Tapi tidak apa-apa, aku cukup puas dengan nilai NEM saat itu, lima puluh empat koma lima puluh. Yaa... gak jelek-jelek amat deh!
Yang penting tidak ada nilai lima disitu, PMP dapet sembilan koma enam tujuh, disyukuri aja deh.
Akhirnya berbekal nilai yang cukup bagus, aku sangat pede menghadapi ujian masuk perguruan tinggi negeri.
Saking pedenya dengan nilai NEM yang bagus itu, aku jadi lengah dan kurang persiapan. Singkat cerita, aku gagal UMPTN maupun ujian masuk BPLK saat itu. Jadilah, orang tuaku marah-marah dan memberikan ultimatum, kalau masuk perguruan tinggi swasta, lebih baik tidak kuliah.

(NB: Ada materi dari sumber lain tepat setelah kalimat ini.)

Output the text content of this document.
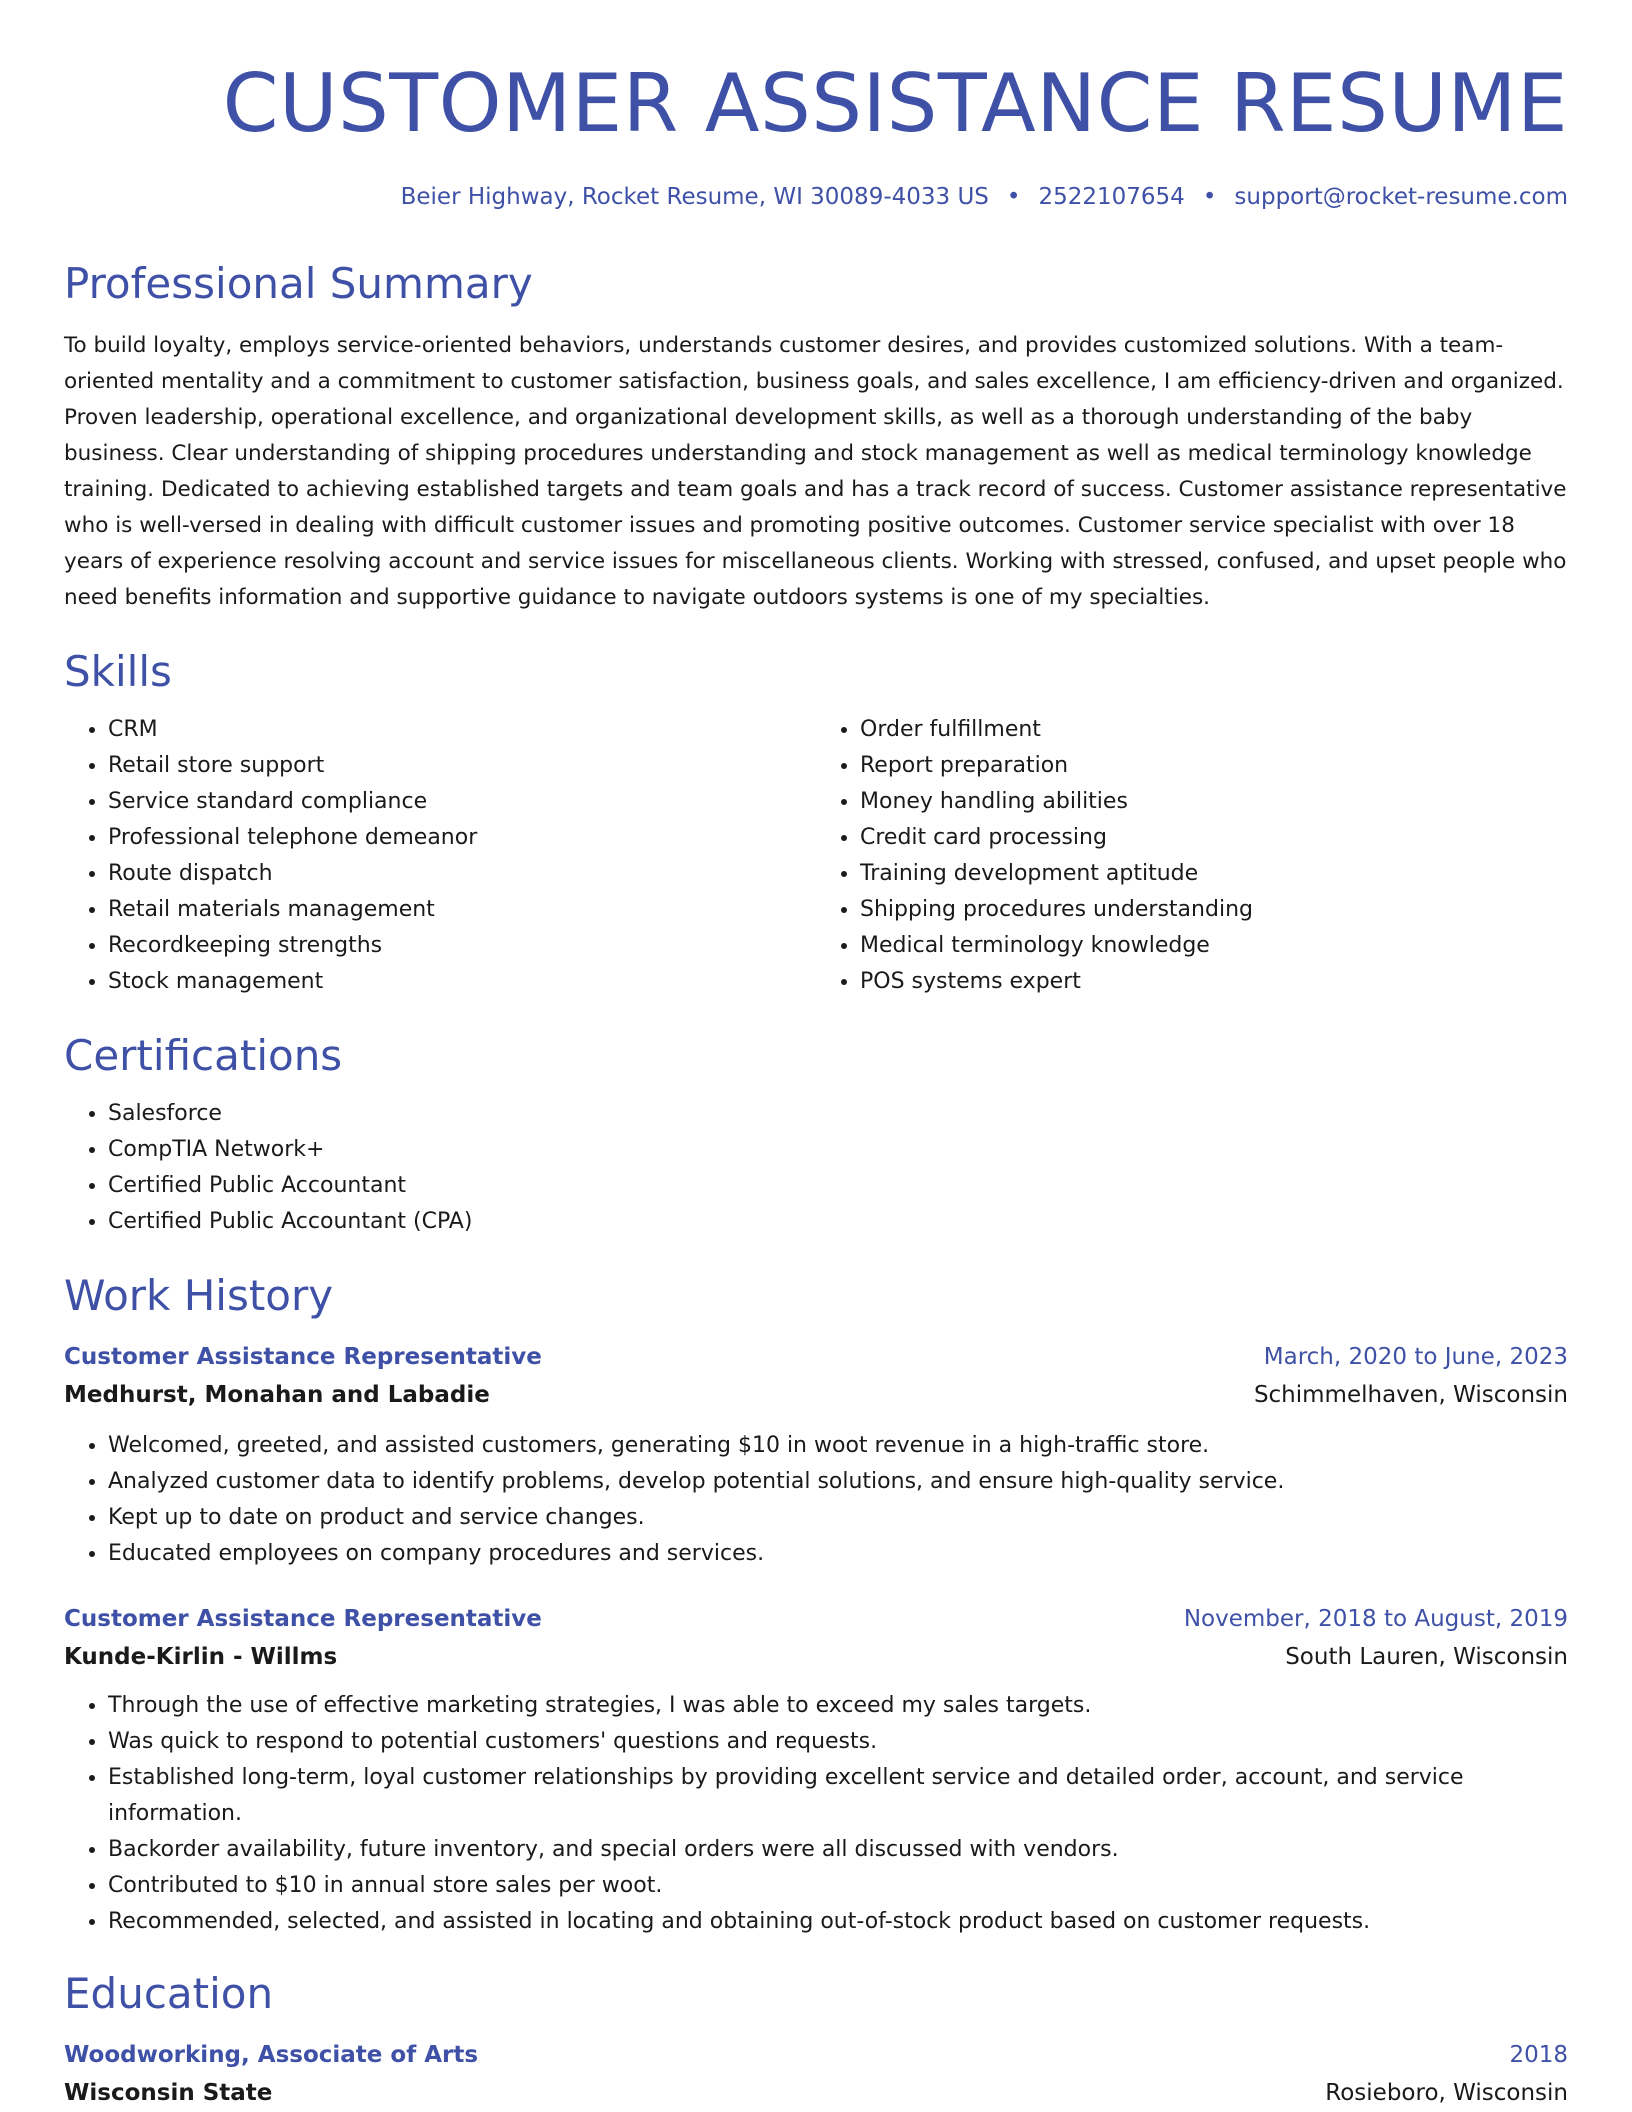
CUSTOMER ASSISTANCE RESUME
Beier Highway, Rocket Resume, WI 30089-4033 US • 2522107654 • support@rocket-resume.com
Professional Summary

To build loyalty, employs service-oriented behaviors, understands customer desires, and provides customized solutions. With a team-oriented mentality and a commitment to customer satisfaction, business goals, and sales excellence, I am efficiency-driven and organized. Proven leadership, operational excellence, and organizational development skills, as well as a thorough understanding of the baby business. Clear understanding of shipping procedures understanding and stock management as well as medical terminology knowledge training. Dedicated to achieving established targets and team goals and has a track record of success. Customer assistance representative who is well-versed in dealing with difficult customer issues and promoting positive outcomes. Customer service specialist with over 18 years of experience resolving account and service issues for miscellaneous clients. Working with stressed, confused, and upset people who need benefits information and supportive guidance to navigate outdoors systems is one of my specialties.

Skills
• CRM
• Retail store support
• Service standard compliance
• Professional telephone demeanor
• Route dispatch
• Retail materials management
• Recordkeeping strengths
• Stock management
• Order fulfillment
• Report preparation
• Money handling abilities
• Credit card processing
• Training development aptitude
• Shipping procedures understanding
• Medical terminology knowledge
• POS systems expert
Certifications
• Salesforce
• CompTIA Network+
• Certified Public Accountant
• Certified Public Accountant (CPA)
Work History
Customer Assistance Representative	March, 2020 to June, 2023
Medhurst, Monahan and Labadie	Schimmelhaven, Wisconsin
• Welcomed, greeted, and assisted customers, generating $10 in woot revenue in a high-traffic store.
• Analyzed customer data to identify problems, develop potential solutions, and ensure high-quality service.
• Kept up to date on product and service changes.
• Educated employees on company procedures and services.
Customer Assistance Representative	November, 2018 to August, 2019
Kunde-Kirlin - Willms	South Lauren, Wisconsin
• Through the use of effective marketing strategies, I was able to exceed my sales targets.
• Was quick to respond to potential customers' questions and requests.
• Established long-term, loyal customer relationships by providing excellent service and detailed order, account, and service information.
• Backorder availability, future inventory, and special orders were all discussed with vendors.
• Contributed to $10 in annual store sales per woot.
• Recommended, selected, and assisted in locating and obtaining out-of-stock product based on customer requests.
Education
Woodworking, Associate of Arts	2018
Wisconsin State	Rosieboro, Wisconsin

Karena obsesiku adalah gelar sarjana, maka kutolak beberapa tawaran untuk mendaftarkan diri ke Diploma tiga, walaupun itu perguruan tinggi negeri.
Akhirnya, kunikmati satu tahun masa penantian itu dirumah, dengan segala kegiatan untuk menghabiskan waktu saja.
Singkat cerita, tahun 1993 aku berhasil diterima di FMIPA Universitas Brawijaya Malang. Aku mengambil Program Studi Matematika. Mengapa aku pilih Matematika, yang kata orang bilang pelajaran susah dan sebagainya. Tetapi, aku memang suka sama pelajaran ini karena tidak bertele-tele seperti orang sastra, yang harus berbicara ngalor-ngidul dulu untuk menyampaikan pesannya.
Satu tambah satu sama dengan dua, titik. Itulah mungkin sebagian kecil dari filosofiku yang tidak mau repot terhadap apa pun yang terjadi dalam hidup ini. Termasuk dalam menghadapi makhluk yang namanya perempuan. Aku gak terlalu ngoyo kalau seorang cewek menolak dekat denganku.
"Ah... jaim aja kali ... secara fisik aku gak jelek-jelek amat kok!", begitu kataku dalam hati.